Some people call it karma, others mojo. I call it the data sink. Not a sink as in a kitchen sink with a drain, but rather a sink in the sense of something towards which things flow. I have a theory that on a given day, there is a finite amount of data to be had in a given research environment. And this data is not evenly distributed amongst the members of said research environment. Rather it is usually distributed between a handful of data sinks. These are the people in a lab who seem to be sucking up all the data while everyone else toils around fruitlessly. Fortunately, these data sinks are not stable and can rotate around from person to person over several days. And once you have a data sink you can keep it going by taking advantage of it, much to the chagrin of your lab mates. In my postdoc lab, this seemed to be certainly true, where someone would have a good run where they would get lots of data for several days, but eventually things started to falter and it would be someone else’s turn to soak up all the available data. Occasionally a couple of people would be having good runs and then it would be truly dismal for everyone else. In the rare occasion where everyone was getting data at the same time –a mega sink– we would hear cries and screams from the lab next door. They would knock on our doors demanding we give them back their data. Once you acquire a data sink, the way to keep it going is to work harder, to keep the data flow steady. As soon as you let up, your sink will dry up and go to someone else. So you should treat your data sink with love.
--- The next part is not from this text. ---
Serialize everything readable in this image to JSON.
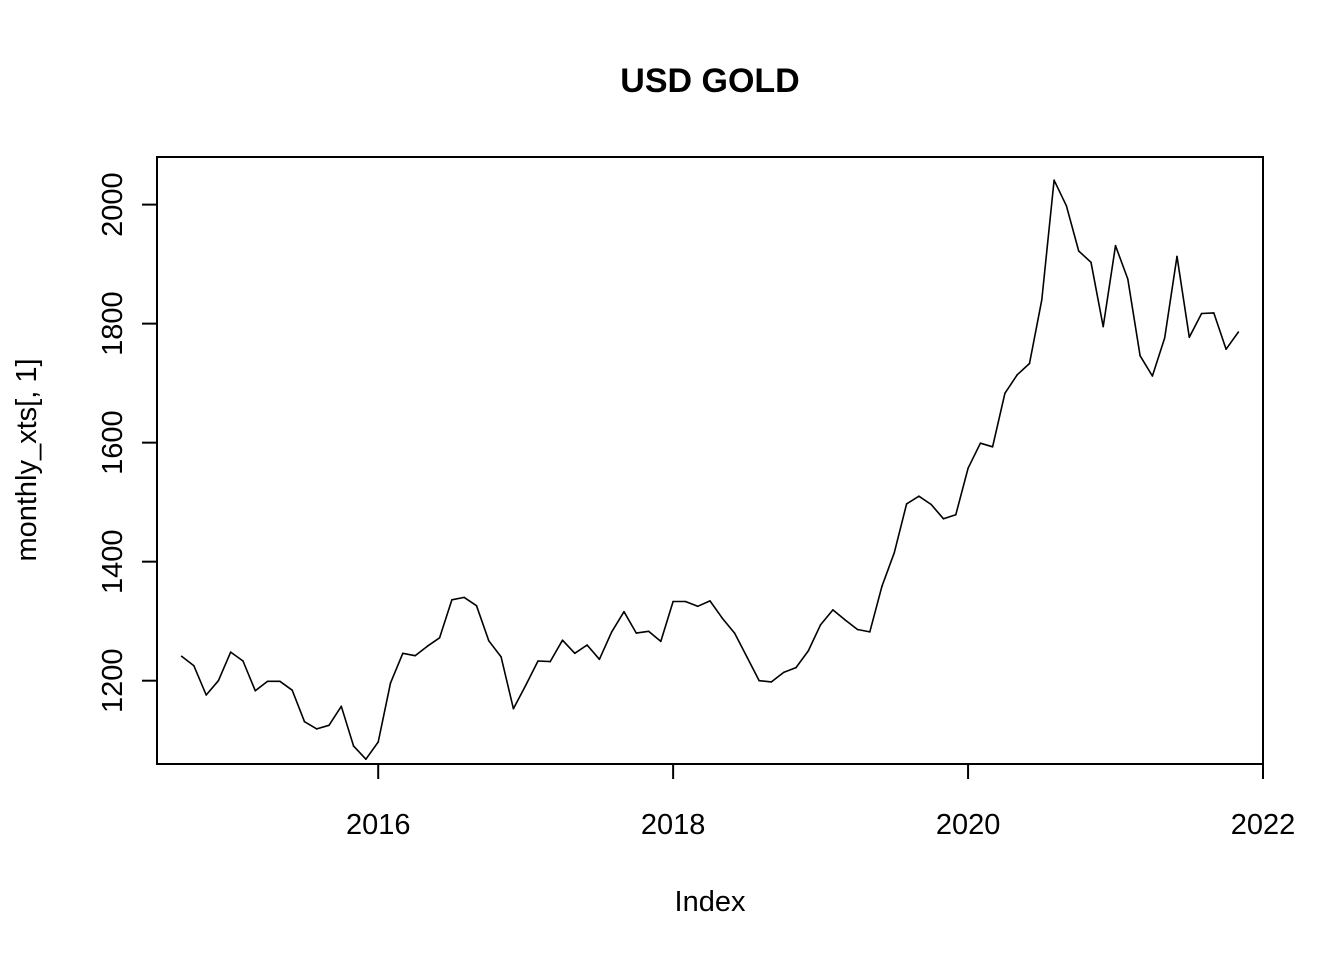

While not everyone will subscribe to my theory on data sinks, I think there are some valuable lessons to be learned from it. Probably one of the most valuable things I learned as a grad student, was learning to identify data sinks. The time when all of your equipment is working perfectly, all your experimental preparations are healthy, your mental state is groovy, and then it happens. Data starts pouring in. And if it does, it is important to fully ride with it, because you don’t know when something is going to break, and the data flow will stop and you never know when you will get it back. During these times you really have to work extra hard, you can take a break when the data sink dries up. And I find this difficult to impart to my graduate students who will often go home, or to the gym, or to a two-hour lunch, or whatever in the middle of an experiment which has been giving them good data all day. They are basically losing their chance to acquire more data and making their life more difficult in the long run. I have no problem with people having a life, but science seems to work at its own pace and you just have to have a flexible work schedule. I’d rather they stay for an extra few hours and then take off the next day, than to stop a perfectly good experiment midway.
Have you ever experienced a data sink? If so, how have you kept it going, how do you get it back once it goes away? Good data sinks are difficult to achieve, and if you find yourself lucky enough to experience one, good care and feeding of your data sink will ensure a most pleasant and long lasting experience. Let the data flow!